Facebook has used artificial intelligence to improve its machine translation models, allowing the social media giant to recognize and translate 24 new languages. The new language translation pairs include Serbian and Belarusian to English in Europe; Zulu and Somali to English in Africa; and Cambodian and Mongolian to English in Asia.
More than 6 billion translations take place on Facebook every day. The new language pairs add to the more than 4,000 available on Facebook today, but are distinct in that they tackle a longstanding problem in machine translation.

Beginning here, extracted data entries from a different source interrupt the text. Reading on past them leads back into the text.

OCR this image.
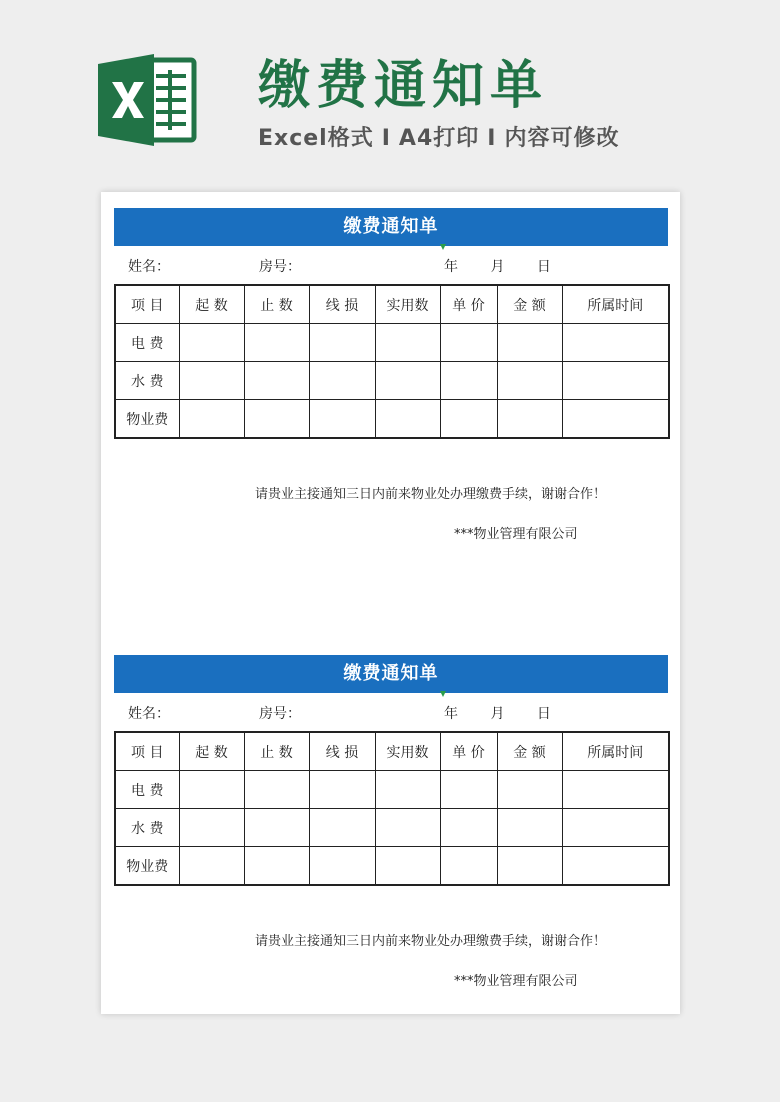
缴费通知单
Excel格式 I A4打印 I 内容可修改
缴费通知单
姓名：	房号：	年 月 日
项 目	起 数	止 数	线 损	实用数	单 价	金 额	所属时间
电 费							
水 费							
物业费							
请贵业主接通知三日内前来物业处办理缴费手续，谢谢合作！
***物业管理有限公司
缴费通知单
姓名：	房号：	年 月 日
项 目	起 数	止 数	线 损	实用数	单 价	金 额	所属时间
电 费							
水 费							
物业费							
请贵业主接通知三日内前来物业处办理缴费手续，谢谢合作！
***物业管理有限公司
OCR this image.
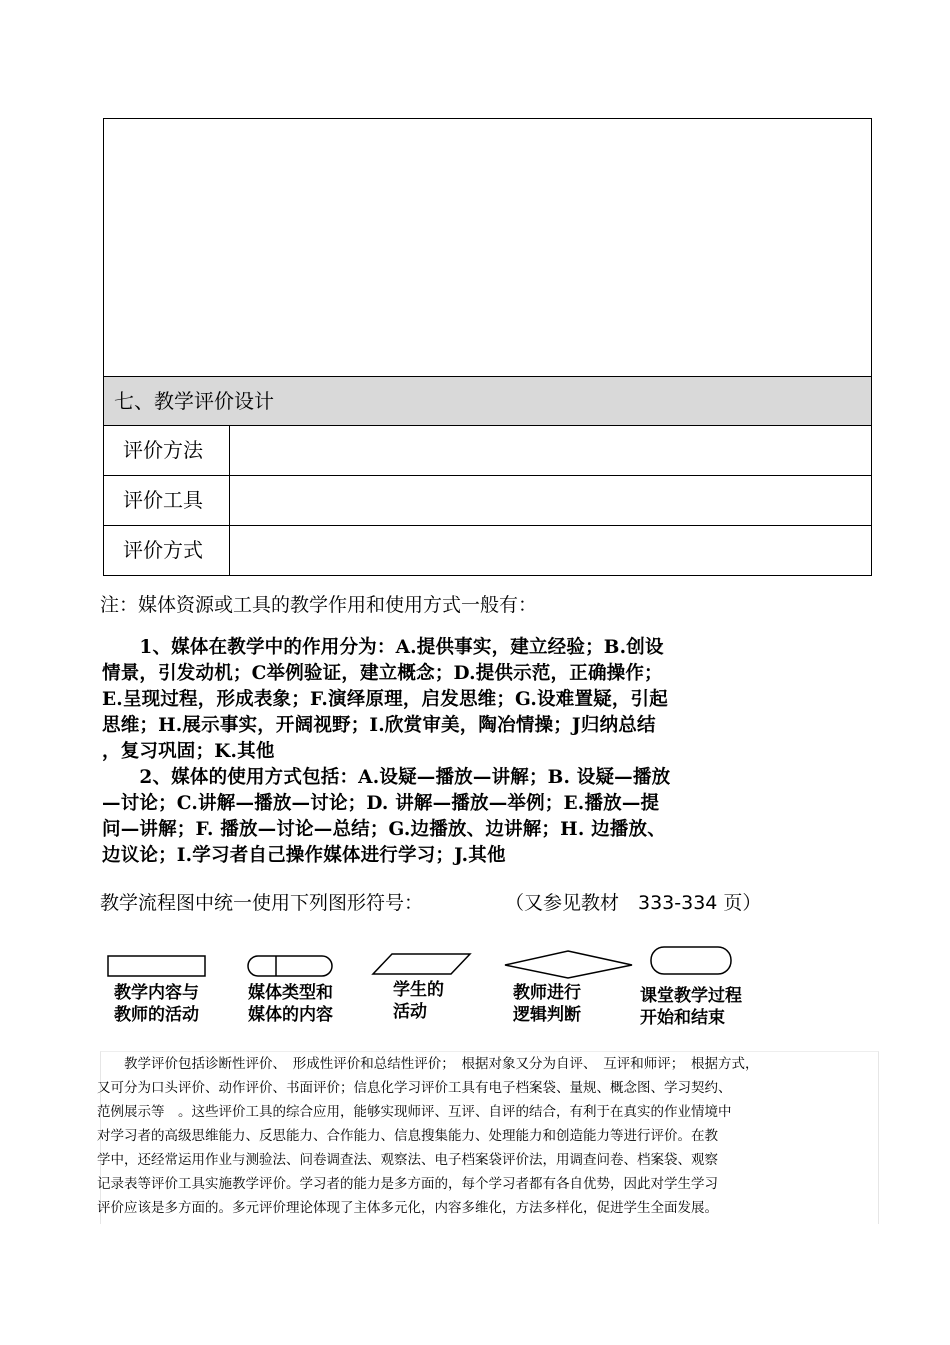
七、教学评价设计
评价方法
评价工具
评价方式
注：媒体资源或工具的教学作用和使用方式一般有：
　　1、媒体在教学中的作用分为：A.提供事实，建立经验；B.创设
情景，引发动机；C举例验证，建立概念；D.提供示范，正确操作；
E.呈现过程，形成表象；F.演绎原理，启发思维；G.设难置疑，引起
思维；H.展示事实，开阔视野；I.欣赏审美，陶冶情操；J归纳总结
，复习巩固；K.其他
　　2、媒体的使用方式包括：A.设疑—播放—讲解；B. 设疑—播放
—讨论；C.讲解—播放—讨论；D. 讲解—播放—举例；E.播放—提
问—讲解；F. 播放—讨论—总结；G.边播放、边讲解；H. 边播放、
边议论；I.学习者自己操作媒体进行学习；J.其他
教学流程图中统一使用下列图形符号：	（又参见教材　333-334 页）
教学内容与
教师的活动
媒体类型和
媒体的内容
学生的
活动
教师进行
逻辑判断
课堂教学过程
开始和结束
　　教学评价包括诊断性评价、　形成性评价和总结性评价；　根据对象又分为自评、　互评和师评；　根据方式，
又可分为口头评价、动作评价、书面评价；信息化学习评价工具有电子档案袋、量规、概念图、学习契约、
范例展示等　。这些评价工具的综合应用，能够实现师评、互评、自评的结合，有利于在真实的作业情境中
对学习者的高级思维能力、反思能力、合作能力、信息搜集能力、处理能力和创造能力等进行评价。在教
学中，还经常运用作业与测验法、问卷调查法、观察法、电子档案袋评价法，用调查问卷、档案袋、观察
记录表等评价工具实施教学评价。学习者的能力是多方面的，每个学习者都有各自优势，因此对学生学习
评价应该是多方面的。多元评价理论体现了主体多元化，内容多维化，方法多样化，促进学生全面发展。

Part of the challenge has been the inability to find parallel translations of a book in, for example, both English and Pashto in order to make a level comparison. Therefore Facebook reached a limit in its ability to carry out translations using supervised learning, the method used to train Translate, Facebook’s neural machine translation system, which was open-sourced and made available to the public earlier this year.
To overcome this, Facebook manually translated and labeled a selection of public Facebook posts.
“In total, millions of words were manually labeled in 25 languages,” according a blog post to explains the news.
The system also draws on multilingual language modeling to identify words in a sentence and on back-translation to improve translations.
Both of these methods were also used in unsupervised machine translation training methods revealed last month by Facebook that are also being put into practice to translate more languages where Facebook believes it doesn’t have enough data for more traditional approaches.
Members of Facebook AI Research (FAIR) as well as the Facebook Applied Machine Learning division of the company are actively working to apply unsupervised translation to translate between languages like Urdu and English, FAIR Paris lab director Antoine Bordes told VentureBeat in a phone interview.
Methods like these could allow Facebook not only to recognize language pairs with a small amount of known translations, but, Bordes believes, could even let Facebook decipher languages from another planet.
“We could go now on a planet where people speak a language that nobody else speaks — OK, the aliens — and you can actually go and try to have a decent translation of what is said there,” he said.
Also announced today: Facebook released a paper explaining how it made Rosetta, a computer vision system built to extract text from images on Facebook and Instagram in order to moderate content. Rosetta currently processes one billion images daily.